Chuck was only 23 when he wrote for The Sentinel, but he remembered Beth Navarro, an 11-year-old girl with cerebral palsy, learning to crawl by using a new procedure known as “patterning.”
He recalled sharing what he learned from that story with friends when they became parents. “I did it, I’m sure, with gravitas,” he added.
It took a minimum of four people – family, friends and volunteers – to coordinate the movement of Beth’s hands and legs with her brain. Repetition was the key. Chuck never forgot the spunky little girl and wondered what happened to her.
During the visit, her older brother, Pete, reminisced about Beth after she learned to crawl. “She wore a path in the carpet going back and forth between the living room and down the hall,” he chuckled.

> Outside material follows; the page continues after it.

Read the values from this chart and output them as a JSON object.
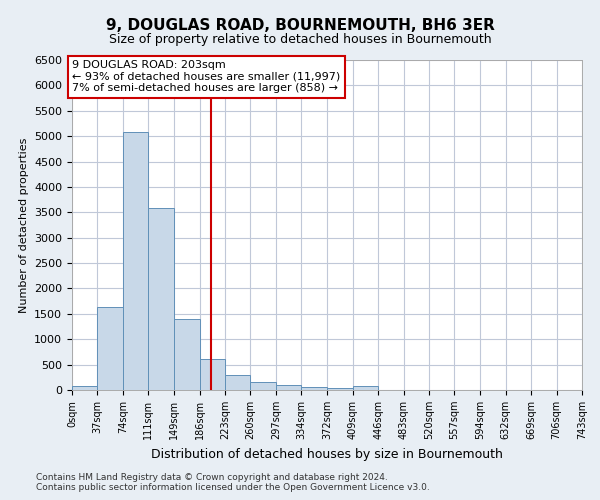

After she mastered crawling, she leaned to walk.
Mrs. Navarro, Elisa (Licha), explained that once Beth was able to walk, she wanted to explore. They quickly had to build a six foot wall so she couldn’t wander away.
Beth frequently got up while we were talking and walked out the back door. She likes to look for lizards and hummingbirds in the yard… then she walked back into the house, visited the other rooms and returned to the conversation in the dining room. It’s a pattern she follows going back to adolescence.
Beth, who is now 64, learned how to bowl. She proudly shows her bowling trophies and medals. Life for her is about routines. She understands the importance of regularly brushing her teeth and loves to visit Starbucks with her younger sister, Margaret.
Pete takes her to the casinos. He asks Beth, “Did you win a million dollars?”
She laughs and says, “Yes.”
Pete said that with all the noise and lights at the casinos, “Beth thinks she is always winning when she pushes the buttons.”
Even at age 90, Mrs. Navarro still keeps an immaculate home. Her husband, Pedro, Sr., was a retired Navy Chief. Everything had to be spotless. Little American flags are found throughout the house and in the yard.
The Navarro family is originally from New Mexico. Pedro, Sr. was a city boy in Las Cruces. Elisa grew up on a farm north of Las Cruces. As a girl, she picked tomatoes, cotton and famous Hatch chiles. She is grateful for her schooling and for the opportunities America gave her family. Most of her siblings were born in Mexico, but learned to read and write English in school. Assimilation and being American were important values in her family.
New Mexico struck a chord with Chuck. During the 1940s, his father worked on Ralph Edwards’ popular NBC Radio show, “Truth of Consequences.” In 1950, Edwards announced that if a city or town would rename itself as “Truth or Consequences,” he would conduct a broadcast from that venue.
Hot Springs, New Mexico, population 4,700, on the banks of the Rio Grande, an hour north of Las Cruces, won the contest. It’s a place where Apache warrior Geronimo soaked in its healing waters.
When Chuck was 7, he remembers driving from Los Angeles to New Mexico in the backseat of the family’s 1939 Nash. Appropriately, the program aired on April Fools’ Day, 1950. The reception was so warm that Edwards returned to “TorC” to do one show a year for the next fifty years. They still crown the Hatch Chile Queen in Truth or Consequences.
Ralph Edwards also produced the Emmy Award-winning TV program, “This is Your Life,” that ran from the 1950s into the 1980s.
Following the visit, Chuck reflected, “In a sense, having Mrs. Navarro reveal a scrapbook of newspaper clippings and photos of Beth… seeing Beth stand alongside her trophy case that displayed her trophies, showing me her bowling medal and talking with her mother and brother was very much like, “This is Your Life, Beth Navarro.”